Is it safe to use a tanning bed?

By October 22, 2018Skin

That golden, tanned skin is quite covetable, yes. But is it worth the harm to your skin, even if you get it via a sunbed?

A tan is your body’s attempt to protect itself from the damaging effects of harmful UV rays – and with good reason.

Sunbeds are tanning machines that release ultraviolet (UV) rays close to your skin. The nearness means that the UV rays can stimulate the production of melanin in your skin, which is what enables your skin to tan.

Risky skin business

Sunbeds emit bigger doses of ultraviolet rays (UV) rays than the sun does during its peak hours.

These harmful rays can age your skin prematurely, making it look uneven, wrinkled and leathery. Tanning for long stretches, and particularly on sunbeds, can damage the DNA in your skin cells. This destruction may build up to cause skin cancer. UV rays harm your skin in many ways and people who are exposed to UV rays before the age of 25 have a higher risk of developing skin cancer later in life.

Research by the IARC (International Agency for Research on Cancer) found that sunbeds boost the risk of melanoma (the most serious form of skin cancer) by 16-20%.

Before trying out a sunbed, know this:

You can still damage your skin, even if you don’t burn

Turning lobster red may seem like the only cause for concern when it comes to tanning, but UV rays are so strong that they penetrate deep into your skin’s layers. This means that you don’t have to roast in the sun for hours or have your skin change colour for harm to be done. In fact, the damage may be done to your cells even before your skin changes colour.

You don’t need a sunbed to get enough Vitamin D

Step away from the sunbed if you think it’s your only route to getting enough Vitamin D. You can get your daily dose by spending some time outside where the UV rays aren’t as dangerous. Just be sure to slather on the sunblock. You can also get enough Vitamin D from dairy products, fish and fortified cereal. Talk to your doctor about a supplement if you have a deficiency.

Read  How do antioxidants help your skin?

Sunbeds don’t help you build a natural defence against the sun’s rays. 

The common myth that sunbeds can help make you less vulnerable to the sun’s rays isn’t true. Getting a tan from a sunbed only gives the same protective effect as using sunscreen with a sun protection factor (SPF) of approximately 2-3.

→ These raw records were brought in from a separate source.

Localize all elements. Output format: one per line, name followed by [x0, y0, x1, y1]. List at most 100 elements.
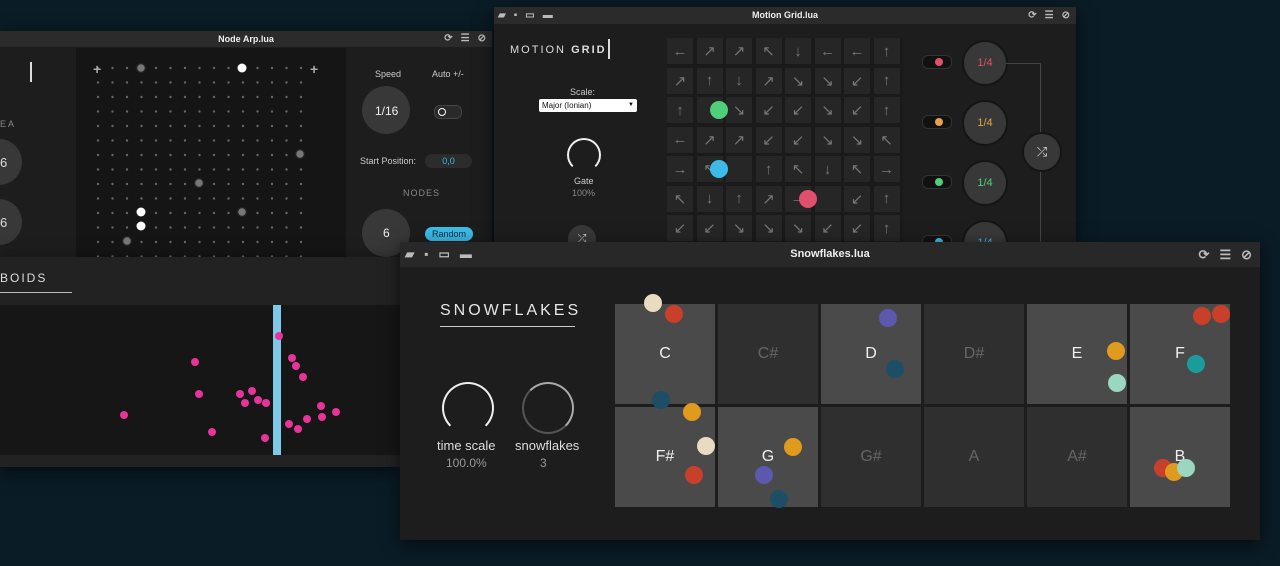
note-pad[interactable]: D — [821, 304, 921, 404]
grid-cell[interactable]: → — [667, 156, 693, 182]
grid-cell[interactable]: ↓ — [785, 38, 811, 64]
grid-cell[interactable]: ↖ — [785, 156, 811, 182]
grid-cell[interactable]: ↗ — [755, 67, 782, 94]
grid-cell[interactable]: → — [873, 156, 900, 182]
shuffle-icon[interactable]: ⤮ — [1022, 132, 1062, 172]
rate-toggle[interactable] — [922, 115, 952, 129]
grid-cell[interactable]: ↙ — [844, 67, 870, 94]
grid-cell[interactable]: ↙ — [785, 97, 811, 123]
grid-cell[interactable]: ↙ — [667, 215, 693, 241]
rate-toggle[interactable] — [922, 235, 952, 242]
grid-cell[interactable]: ↓ — [726, 67, 752, 94]
node-grid[interactable]: // placeholder — [76, 48, 346, 257]
rate-knob[interactable]: 1/4 — [962, 40, 1008, 86]
gate-value: 100% — [572, 188, 596, 198]
time-scale-knob[interactable] — [442, 382, 494, 434]
grid-cell[interactable]: ↖ — [873, 126, 900, 153]
snowflake — [770, 490, 788, 508]
note-pad[interactable]: B — [1130, 407, 1230, 507]
grid-cell[interactable]: ↘ — [814, 97, 841, 123]
grid-cell[interactable]: ↑ — [873, 215, 900, 241]
start-position-field[interactable]: 0,0 — [425, 154, 472, 168]
grid-cell[interactable]: ↗ — [696, 38, 723, 64]
plus-icon[interactable]: + — [93, 61, 101, 77]
grid-cell[interactable]: ↘ — [755, 215, 782, 241]
grid-cell[interactable]: ↗ — [696, 126, 723, 153]
grid-cell[interactable]: ↓ — [696, 185, 723, 212]
script-icon[interactable]: ☰ — [461, 31, 470, 47]
rate-knob[interactable]: 1/4 — [962, 220, 1008, 242]
grid-cell[interactable]: ↑ — [873, 67, 900, 94]
grid-cell[interactable]: ↑ — [873, 38, 900, 64]
grid-cell[interactable] — [726, 156, 752, 182]
note-pad[interactable]: D# — [924, 304, 1024, 404]
grid-cell[interactable]: ↙ — [814, 215, 841, 241]
rate-knob[interactable]: 1/4 — [962, 100, 1008, 146]
grid-cell[interactable]: ↑ — [755, 156, 782, 182]
note-pad[interactable]: C — [615, 304, 715, 404]
script-icon[interactable]: ☰ — [1219, 242, 1231, 267]
grid-cell[interactable]: ↘ — [726, 97, 752, 123]
grid-cell[interactable]: ↘ — [785, 215, 811, 241]
note-pad[interactable]: F# — [615, 407, 715, 507]
disable-icon[interactable]: ⊘ — [478, 31, 486, 47]
grid-cell[interactable]: ← — [667, 38, 693, 64]
grid-cell[interactable]: ↙ — [755, 97, 782, 123]
scale-select[interactable]: Major (Ionian) ▼ — [539, 99, 637, 112]
grid-cell[interactable]: ← — [814, 38, 841, 64]
auto-toggle[interactable] — [434, 105, 462, 119]
boid — [208, 428, 216, 436]
disable-icon[interactable]: ⊘ — [1062, 7, 1070, 24]
grid-cell[interactable]: ↙ — [844, 185, 870, 212]
node-arp-window: Node Arp.lua ⟳ ☰ ⊘ EA 6 6 // placeholder… — [0, 31, 492, 257]
grid-cell[interactable]: ↙ — [696, 215, 723, 241]
grid-cell[interactable]: ↘ — [726, 215, 752, 241]
disable-icon[interactable]: ⊘ — [1241, 242, 1252, 267]
script-icon[interactable]: ☰ — [1045, 7, 1054, 24]
node-dot — [236, 206, 248, 218]
grid-cell[interactable]: ↑ — [726, 185, 752, 212]
grid-cell[interactable]: ↑ — [696, 67, 723, 94]
random-button[interactable]: Random — [425, 227, 473, 241]
grid-cell[interactable]: ↙ — [785, 126, 811, 153]
snowflakes-knob[interactable] — [522, 382, 574, 434]
reload-icon[interactable]: ⟳ — [444, 31, 452, 47]
grid-cell[interactable] — [814, 185, 841, 212]
note-pad[interactable]: C# — [718, 304, 818, 404]
grid-cell[interactable]: ↘ — [785, 67, 811, 94]
grid-cell[interactable]: ↙ — [844, 215, 870, 241]
grid-cell[interactable]: ↖ — [844, 156, 870, 182]
grid-cell[interactable]: ↖ — [755, 38, 782, 64]
rate-toggle[interactable] — [922, 175, 952, 189]
note-pad[interactable]: G — [718, 407, 818, 507]
grid-cell[interactable]: ↘ — [844, 126, 870, 153]
rate-knob[interactable]: 1/4 — [962, 160, 1008, 206]
grid-cell[interactable]: ← — [667, 126, 693, 153]
note-pad[interactable]: G# — [821, 407, 921, 507]
grid-cell[interactable]: ↗ — [726, 38, 752, 64]
reload-icon[interactable]: ⟳ — [1028, 7, 1036, 24]
shuffle-icon[interactable]: ⤮ — [568, 225, 596, 242]
grid-dot — [111, 197, 114, 200]
grid-cell[interactable]: ↙ — [844, 97, 870, 123]
plus-icon[interactable]: + — [310, 61, 318, 77]
grid-cell[interactable]: ↘ — [814, 126, 841, 153]
grid-cell[interactable]: ↖ — [667, 185, 693, 212]
grid-cell[interactable]: ↑ — [873, 97, 900, 123]
grid-cell[interactable]: ↑ — [873, 185, 900, 212]
grid-cell[interactable]: ↘ — [814, 67, 841, 94]
reload-icon[interactable]: ⟳ — [1199, 242, 1210, 267]
grid-cell[interactable]: ↗ — [755, 185, 782, 212]
grid-cell[interactable]: ↗ — [726, 126, 752, 153]
boids-canvas[interactable] — [0, 305, 400, 455]
grid-cell[interactable]: ↑ — [667, 97, 693, 123]
grid-cell[interactable]: ↓ — [814, 156, 841, 182]
arrow-grid[interactable]: ←↗↗↖↓←←↑↗↑↓↗↘↘↙↑↑↘↙↙↘↙↑←↗↗↙↙↘↘↖→↖↑↖↓↖→↖↓… — [667, 38, 903, 242]
gate-knob[interactable] — [567, 138, 601, 172]
note-pad[interactable]: A — [924, 407, 1024, 507]
grid-cell[interactable]: ← — [844, 38, 870, 64]
grid-cell[interactable]: ↗ — [667, 67, 693, 94]
rate-toggle[interactable] — [922, 55, 952, 69]
grid-cell[interactable]: ↙ — [755, 126, 782, 153]
note-pad[interactable]: A# — [1027, 407, 1127, 507]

Sunbeds won’t give you a better tan

Don’t hop into a sunbed to increase your tan because it’ll only do you more harm. It will just make your skin more wrinkled and coarse. Rather, enjoy the sun safely with an SPF of at least 15. Tanning gradually isn’t safe either. Short periods of intense UV ray exposure can still harm your skin.

Good to know

  • Soothe overexposed or sunburnt skin (caused when you haven’t applied enough sunscreen) with coconut oil to prevent itching and peeling. First apply a cool, damp towel to the affected area for at least 15 minutes. You can also take a 15-minute cold bath or shower. Once your skin has cooled, smear on the coconut oil.
  • Prevent sun damage by wearing a wide-brimmed hat, a summer scarf, sunglasses and sunscreen with an SPF of at least 15 or higher. Reapply your sunscreen every two hours.
  • If you spend a lot of time in the sun, talk to your doctor about going for an annual screening to detect possible early signs of skin conditions like melanoma.
  • Drink at least eight glasses of plain water a day to keep a balance of moisture in your body and skin. Drink thrice the amount if you drink caffeinated beverages.